Sellers became associated with Thoroughbreds in 1953, coming up under the watchful expertise of National Hall of Fame trainer Harry Trotsek. In 1955 he made his official debut in a race at Sunshine Park in Florida. He enjoyed a breakout year in 1960 when he won many rich stakes races that were nationally televised, drawing the attention of race fans and horsemen alike. The next year would set the standard for which Sellers was most remembered.
1961 was a dream season for Sellers as he led North American racing in victories with 328 and was second overall in mount earnings with $2.14 million. The year was highlighted by winning the first two jewels of the Triple Crown on Carry Back. Sellers let Carry Back settle early in the Kentucky Derby, running 11th in the 15-horse field for the first six of 10 furlongs. The move was called “slow to begin with as usual” in the official chart comments. In order to avoid getting caught in traffic, Sellers kept Carry Back wide once he began his run through the final turn. At the top of the stretch, the brown colt was asked for his best and wore down his foes, defeating Crozier by three-quarters of a length for victory. Carry Back provided Sellers his only Kentucky Derby triumph in six career attempts. He came within a half-length of a second derby in 1966 aboard Advocator, beaten by Kauai King.
Carry Back would win the Preakness Stakes under Sellers, setting up a Triple Crown bid in the Belmont Stakes, trying to become the first winner of the three prestigious races since Citation in 1948. Unfortunately, Carry Back would not have his name etched into the Triple Crown trophy, running seventh in the Belmont. Sellers did complete his personal Triple Crown by winning the Belmont on Hail To All in 1965. The colt also carried him to victory that summer in the Travers Stakes at Saratoga.

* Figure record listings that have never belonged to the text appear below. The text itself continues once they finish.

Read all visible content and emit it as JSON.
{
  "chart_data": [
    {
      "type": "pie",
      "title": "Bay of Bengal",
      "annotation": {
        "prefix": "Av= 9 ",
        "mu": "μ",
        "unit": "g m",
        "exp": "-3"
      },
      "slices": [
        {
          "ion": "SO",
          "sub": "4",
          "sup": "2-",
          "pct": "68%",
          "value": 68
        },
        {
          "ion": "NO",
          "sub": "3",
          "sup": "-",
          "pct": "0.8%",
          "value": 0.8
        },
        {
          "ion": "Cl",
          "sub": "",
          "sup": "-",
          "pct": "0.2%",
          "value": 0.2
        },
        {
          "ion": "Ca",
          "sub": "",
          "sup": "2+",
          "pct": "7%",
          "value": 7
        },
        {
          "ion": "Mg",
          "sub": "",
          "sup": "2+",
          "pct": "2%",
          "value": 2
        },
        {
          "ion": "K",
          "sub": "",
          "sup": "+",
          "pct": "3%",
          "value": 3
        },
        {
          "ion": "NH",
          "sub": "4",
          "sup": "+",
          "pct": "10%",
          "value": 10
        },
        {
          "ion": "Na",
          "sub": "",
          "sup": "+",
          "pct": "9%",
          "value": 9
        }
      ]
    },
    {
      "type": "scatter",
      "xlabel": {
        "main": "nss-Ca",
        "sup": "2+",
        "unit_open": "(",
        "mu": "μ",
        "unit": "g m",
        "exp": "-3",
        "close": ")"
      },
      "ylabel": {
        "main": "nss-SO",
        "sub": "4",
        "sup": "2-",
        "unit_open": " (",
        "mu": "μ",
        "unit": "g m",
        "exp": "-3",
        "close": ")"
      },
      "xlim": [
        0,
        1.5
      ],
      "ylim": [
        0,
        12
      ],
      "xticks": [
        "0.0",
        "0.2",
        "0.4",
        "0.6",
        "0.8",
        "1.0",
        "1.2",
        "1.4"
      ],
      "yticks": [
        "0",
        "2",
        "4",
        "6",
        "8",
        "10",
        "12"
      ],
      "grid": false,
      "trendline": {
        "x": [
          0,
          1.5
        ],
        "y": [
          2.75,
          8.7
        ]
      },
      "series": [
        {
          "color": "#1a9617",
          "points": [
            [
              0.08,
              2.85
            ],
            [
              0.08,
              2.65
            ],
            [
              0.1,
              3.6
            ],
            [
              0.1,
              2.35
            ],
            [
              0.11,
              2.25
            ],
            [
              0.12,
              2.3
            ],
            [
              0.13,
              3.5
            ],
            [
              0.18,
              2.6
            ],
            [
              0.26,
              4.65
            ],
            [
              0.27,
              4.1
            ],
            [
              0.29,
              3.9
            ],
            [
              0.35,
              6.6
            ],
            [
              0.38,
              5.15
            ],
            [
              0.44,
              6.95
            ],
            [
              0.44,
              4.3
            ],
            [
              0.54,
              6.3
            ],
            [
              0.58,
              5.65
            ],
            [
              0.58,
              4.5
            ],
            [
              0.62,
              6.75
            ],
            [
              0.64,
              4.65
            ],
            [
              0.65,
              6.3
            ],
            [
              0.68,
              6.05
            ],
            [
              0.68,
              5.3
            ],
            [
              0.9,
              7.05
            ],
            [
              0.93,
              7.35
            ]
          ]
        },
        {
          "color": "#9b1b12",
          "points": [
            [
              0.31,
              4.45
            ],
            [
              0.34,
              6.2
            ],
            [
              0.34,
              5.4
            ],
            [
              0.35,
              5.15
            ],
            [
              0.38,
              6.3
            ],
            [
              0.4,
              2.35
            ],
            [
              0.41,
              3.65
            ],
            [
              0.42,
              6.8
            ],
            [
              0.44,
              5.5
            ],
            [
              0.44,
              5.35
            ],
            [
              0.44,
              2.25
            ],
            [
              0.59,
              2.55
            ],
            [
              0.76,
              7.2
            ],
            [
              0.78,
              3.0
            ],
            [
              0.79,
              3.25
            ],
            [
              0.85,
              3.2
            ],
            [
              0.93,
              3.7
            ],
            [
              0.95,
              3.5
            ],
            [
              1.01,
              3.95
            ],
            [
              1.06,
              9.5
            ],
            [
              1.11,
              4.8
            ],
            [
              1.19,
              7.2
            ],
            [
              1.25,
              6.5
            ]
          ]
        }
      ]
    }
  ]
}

The association with Carry Back, especially during his 3-year-old year when he won the Florida Derby, Flamingo Derby and Garden State Derby in addition to the Kentucky Derby and Preakness Stakes, helped propel Sellers into the national sporting spotlight. He was
featured on the cover of Sports Illustrated on August 28, 1961, a tribute afforded few jockeys in the history of the storied magazine.
The decade of the 1960s would come to a close with Sellers receiving the prestigious George Woolf Memorial Jockey Award, presented annually at Santa Anita Park, voted on by members of the Jockeys’ Guild of America. The award recognizes high standards of professionalism both on and off the racetrack.
Sellers retired from the saddle in 1977 with 2,797 victories, winning 15% of his career races. His lifetime mount earnings totaled $17,948,436.
After concluding his riding career, Sellers was heavily involved in racing for the remainder of his life as a bloodstock agent. He emerged in the news in 1999 when he recovered his Kentucky Derby jockey’s trophy, won with Carry Back. It had been stolen 21 years earlier from his California home. Sellers regained possession of the award after it was found for sale on the internet site EBay.
Sellers returned to Oklahoma often in the early years of Remington Park, even serving as a television co-host for the very first Oklahoma Classics in 1993. In 2007, 30 years after he retired as a jockey, Sellers was honored with induction into the National Museum of Racing and Hall of Fame in Saratoga Springs, N.Y.
John Sellers passed in 2010 at the age of 72.